I have been working in the field for more than half a year. I have been working overtime to save money. I finally saved enough money to buy an iphone5. I lost a lot of weight, but I was very happy. I'm going to go home to see my girlfriend this time to make her happy, as long as her girlfriend likes being tired.
I went home yesterday without waiting for me to take out my present. Girlfriend is furious. Why are you so thin? , said is pa ~ pa ~ pa a few slap in the face, while fan shouted:? Let you jerk off, let you jerk off?
Complete works of workplace satires (3) 1. Xiao Li said to his colleague Xiao Zhang: The Spring Festival is coming. I bought an expensive mink coat for my wife as a holiday gift! I am here to express my deep sympathy to you! ?
Xiao Zhang feels very strange: What does this have to do with me?
Xiao Li sneered: My wife said she would go out to dinner with your wife tonight. ?
In recent days, the temperature has plummeted. Today at work, I asked Xiaoyan: It's cold. Did you give that down jacket to your mother-in-law?

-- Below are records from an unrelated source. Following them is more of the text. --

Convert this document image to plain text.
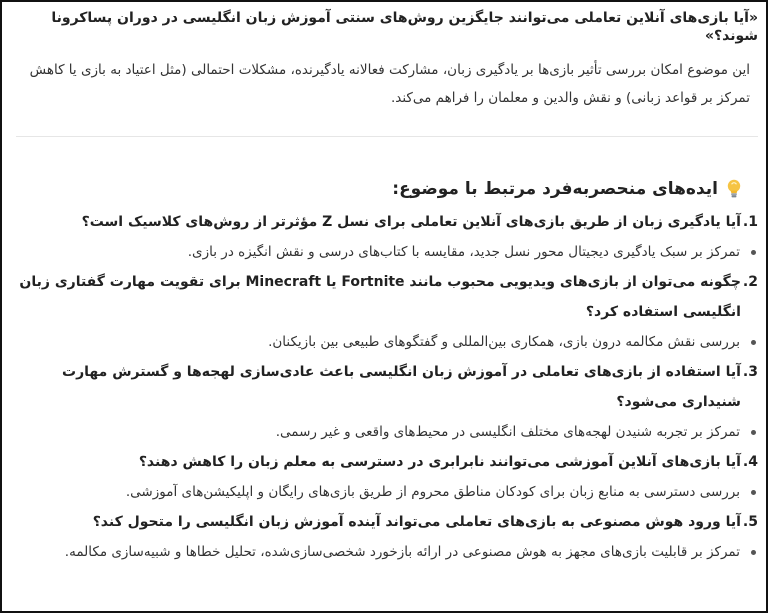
«آیا بازی‌های آنلاین تعاملی می‌توانند جایگزین روش‌های سنتی آموزش زبان انگلیسی در دوران پساکرونا شوند؟»

این موضوع امکان بررسی تأثیر بازی‌ها بر یادگیری زبان، مشارکت فعالانه یادگیرنده، مشکلات احتمالی (مثل اعتیاد به بازی یا کاهش تمرکز بر قواعد زبانی) و نقش والدین و معلمان را فراهم می‌کند.

ایده‌های منحصربه‌فرد مرتبط با موضوع:
1.
آیا یادگیری زبان از طریق بازی‌های آنلاین تعاملی برای نسل Z مؤثرتر از روش‌های کلاسیک است؟
تمرکز بر سبک یادگیری دیجیتال محور نسل جدید، مقایسه با کتاب‌های درسی و نقش انگیزه در بازی.
2.
چگونه می‌توان از بازی‌های ویدیویی محبوب مانند Fortnite یا Minecraft برای تقویت مهارت گفتاری زبان انگلیسی استفاده کرد؟
بررسی نقش مکالمه درون بازی، همکاری بین‌المللی و گفتگوهای طبیعی بین بازیکنان.
3.
آیا استفاده از بازی‌های تعاملی در آموزش زبان انگلیسی باعث عادی‌سازی لهجه‌ها و گسترش مهارت شنیداری می‌شود؟
تمرکز بر تجربه شنیدن لهجه‌های مختلف انگلیسی در محیط‌های واقعی و غیر رسمی.
4.
آیا بازی‌های آنلاین آموزشی می‌توانند نابرابری در دسترسی به معلم زبان را کاهش دهند؟
بررسی دسترسی به منابع زبان برای کودکان مناطق محروم از طریق بازی‌های رایگان و اپلیکیشن‌های آموزشی.
5.
آیا ورود هوش مصنوعی به بازی‌های تعاملی می‌تواند آینده آموزش زبان انگلیسی را متحول کند؟
تمرکز بر قابلیت بازی‌های مجهز به هوش مصنوعی در ارائه بازخورد شخصی‌سازی‌شده، تحلیل خطاها و شبیه‌سازی مکالمه.
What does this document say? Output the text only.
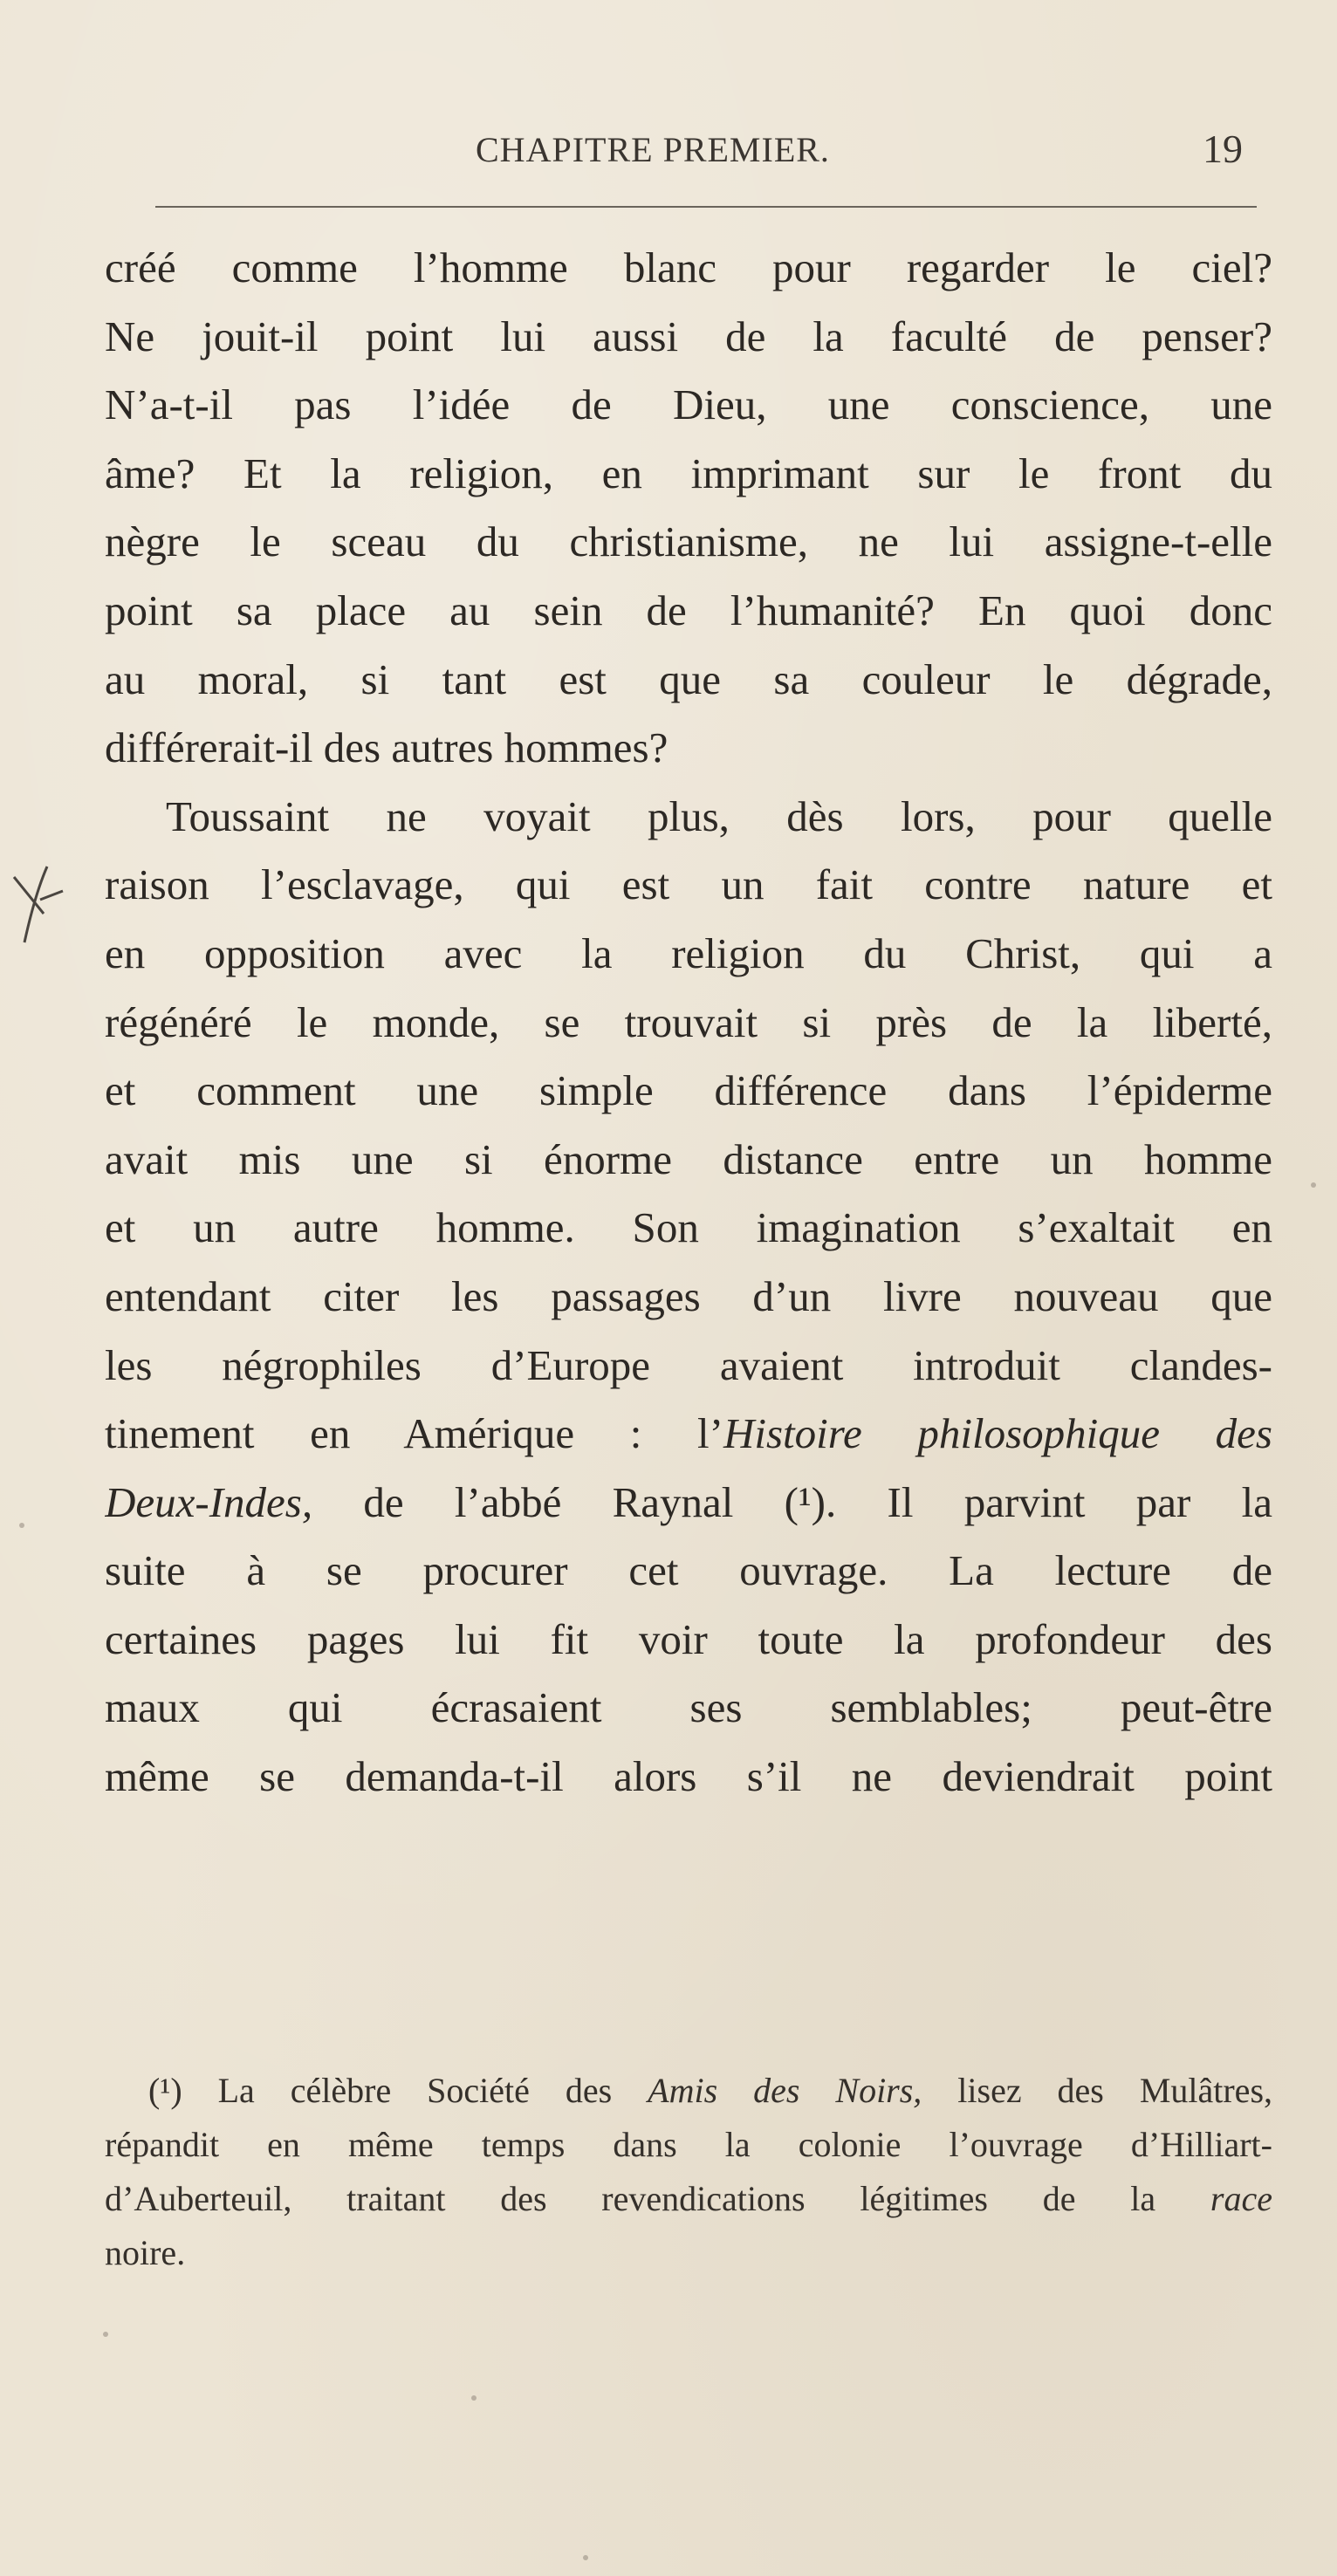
CHAPITRE PREMIER.	19
créé comme l’homme blanc pour regarder le ciel?
Ne jouit-il point lui aussi de la faculté de penser?
N’a-t-il pas l’idée de Dieu, une conscience, une
âme? Et la religion, en imprimant sur le front du
nègre le sceau du christianisme, ne lui assigne-t-elle
point sa place au sein de l’humanité? En quoi donc
au moral, si tant est que sa couleur le dégrade,
différerait-il des autres hommes?
Toussaint ne voyait plus, dès lors, pour quelle
raison l’esclavage, qui est un fait contre nature et
en opposition avec la religion du Christ, qui a
régénéré le monde, se trouvait si près de la liberté,
et comment une simple différence dans l’épiderme
avait mis une si énorme distance entre un homme
et un autre homme. Son imagination s’exaltait en
entendant citer les passages d’un livre nouveau que
les négrophiles d’Europe avaient introduit clandes-
tinement en Amérique : l’Histoire philosophique des
Deux-Indes, de l’abbé Raynal (¹). Il parvint par la
suite à se procurer cet ouvrage. La lecture de
certaines pages lui fit voir toute la profondeur des
maux qui écrasaient ses semblables; peut-être
même se demanda-t-il alors s’il ne deviendrait point
(¹) La célèbre Société des Amis des Noirs, lisez des Mulâtres,
répandit en même temps dans la colonie l’ouvrage d’Hilliart-
d’Auberteuil, traitant des revendications légitimes de la race
noire.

Xiaoyan shook her head and said, I can't give it now. This is a birthday present. ?
I then asked:? When are you going to give it?
Xiaoyan said: mother-in-law's birthday. ?
Me:? When is your mother-in-law's birthday?
She said solemnly:? Next June. ?
3. Colleague A: How about eating hot pot after work?
Colleague B: Your treat? The sun rises in the west today!
Colleague A: Alas, the new girl in our office makes herself delicious every day and makes me smell like perfume. What if my wife finds out when I get home? After thinking for a long time, I can only taste it by hot pot.